The idea is noble, namely to recognize that performers too, not just authors, have moral rights with respect to their performances. Not all performances, only “live aural performances” and “performances fixed in a sound recording”. No such luck for all other performers.
The scope of the moral rights is the same as in case of authors. Performers have a right to the integrity of the performance and a right to name (to be associated with the performance as its performer by name, under a pseudonym, or to remain anonymous).
The right to the integrity of the performance is linked to s. 28.2(1) of the Copyright Act which sets forth that this right is only infringed if the performance is to the prejudice of its performer’s honour or reputation (a) distorted, mutilated or otherwise modified; or (b) used in association with a product, service, cause or institution.
The right to name is severely limited by the modifier to the effect that such right is only recognized if “it is reasonable in the circumstances.” A right that is subject to someone else determining whether its exercise is reasonable in the circumstances is not really a right.
Moral rights have been treated in a peculiar way in Canada. It’s not that these rights don’t exist here at all. It’s that they’ve never appeared to be anything more than an afterthought. Not only are they seldom used or debated, even the structure of the Copyright Act itself does not clearly address the issue of legal context of moral rights, specifically the relation between moral rights and fair dealing.
On the one hand, we witness uncontrolled expansion of fair dealing and the so-called “user rights”. On the other hand, the plain reading of the Copyright Act makes it clear that fair dealing provisions only excuse what would have otherwise been an “infringement of copyright”, whereas moral rights fall outside the definition of copyright.
Copyright is defined in s. 2 of the Copyright Act as a collection of rights described in sections 3, 15, 26, 18 and 21. Moral rights are defined in the same s. 2 of the Act as a collection of rights described in sections 14.1(1) and 17.1(1). Furthermore, infringements of copyright are dealt with in s. 27 of the Act, whereas infringements of moral rights are dealt with in s. 28 of the Act.
So going back to fair dealing, the wording of the fair dealing provisions of sections 29 – 32.2 is such that it only renders certain acts in connection with works and other subject matter “not an infringement of copyright.” Logically, this means that if such acts also infringe moral rights, then fair dealing provisions will not save the person who so used the works or such subject matter.
Furthermore, it would not be unreasonable to conclude that no use that constitutes infringement of moral rights can also be “fair” to satisfy the requirements of ss. 29 – 32.2 and the CCH factors.

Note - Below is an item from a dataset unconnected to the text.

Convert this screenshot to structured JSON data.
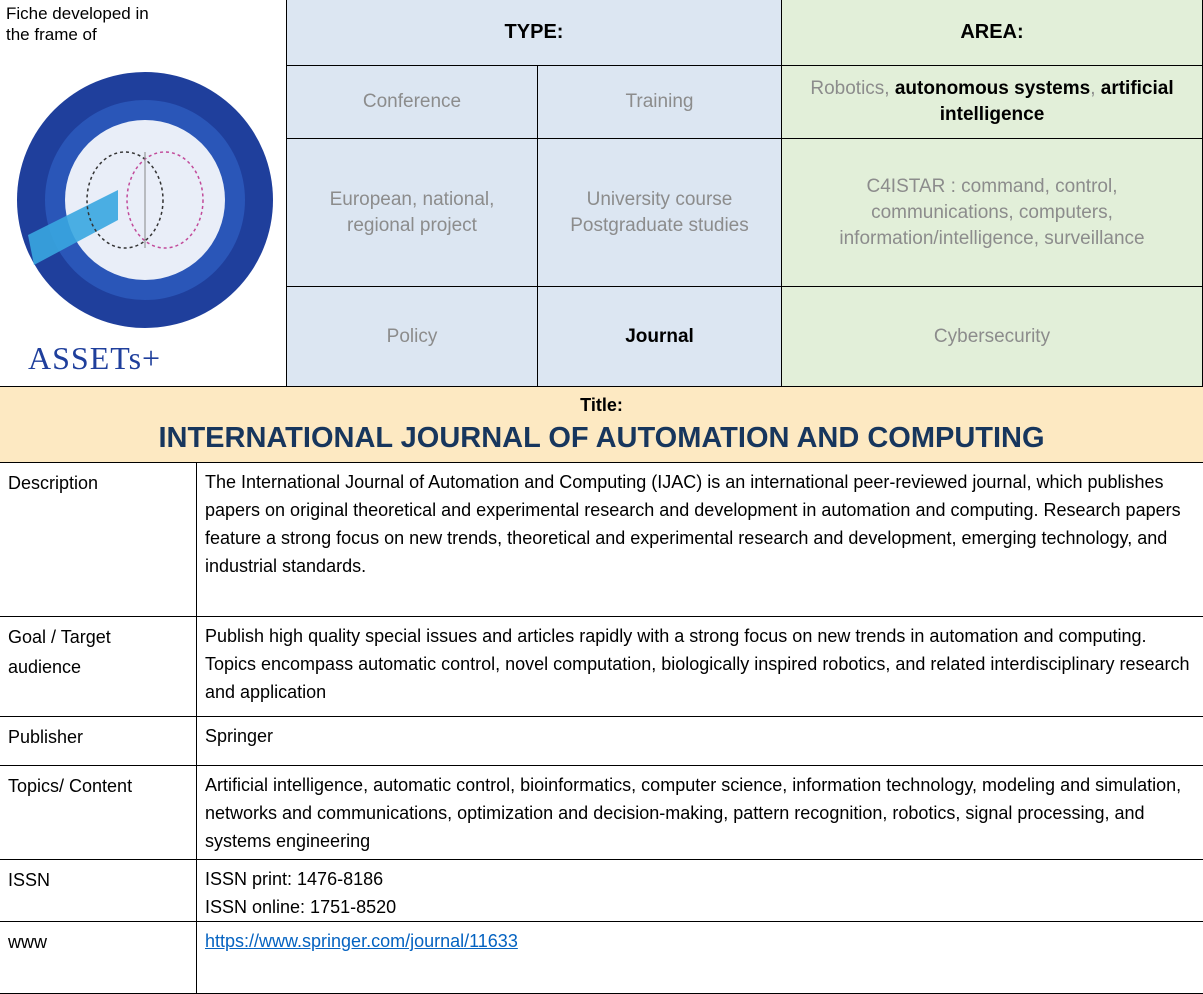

Those authors and performers who are rightfully upset about curtailment of their rights to control their works and performances through expansion of fair dealing should really have a look at moral rights as a weapon to fight against the injustice.
As with moral rights of authors, moral rights of performers can’t be assigned but can be waived in Canada (s. 17.1(2)). Thus, any new performance that occurs after the Copyright Modernization Act comes into force will allow performers to claim moral rights to such performance, unless that right has been waived. What this means is that producers, recording companies and other users of performances will want to resign their agreements with performers to address the issue of moral rights.
A huge problem exists with the wording of s. 17.1(1). It only recognizes moral rights of performers in cases “referred to in subsections 15(2.1) and (2.2)”. As I wrote in my comments about new subsections in s. 15 of the Copyright Act, s. 15(2.1) gives protection to performances if the performer or the performance has a connection to Canada, while s. 15(2.2) gives protection to performances if the performer or the performance has a connection to the WIPO Performances and Phonograms Treaty (WPPT).
The plain reading of s. 17.1(1) then is that moral rights of performers will not be recognized in cases where the performer or the performance has a connection to a Rome Convention country (as they are referred to in s. 15(2) of the Copyright Act.)
This is a direct violation of Canada’s obligations under the Rome Convention, according to which Canada undertook to grant national treatment to performers and performances that have a connection to any Rome Convention country. Granted, as of July 23, 2012, there are not very many countries that are members to the Rome Convention but not to the WPPT. Just the following ones: Algeria, Andorra, Barbados, Bolivia, Brazil, Cape Verde, Congo, Dominica, Fiji, Iceland, Israel, Lebanon, Lesotho, Liberia, Niger, Nigeria, Norway, Syria, Venezuela, and Viet Nam.
According to the Rome Convention, national regime means treatment accorded by the domestic law of Canada to Canadian performers. By denying recognition of performers’ moral rights of Algerians, Andorrans, Barbadians, Bolivians, Brazilians, Cape Verdeans, Congolese, Dominicans, Fijians, Icelanders, Israelis, Lebanese, Lesothans, Liberian, Nigerien, Nigerian, Norwegian, Syrian, Venezuelan and Vietnamese, Canada will not be granting national treatment to such respectable performers in violation of Canada’s obligations under the Rome Convention.
I may fool around in my blog about it, but seriously, how many of our MPs have actually read the Bill for what it stands, as opposed to whether their rhetoric could add a couple of votes in the next election? Or is Canada planning to denounce its membership in the Rome Convention?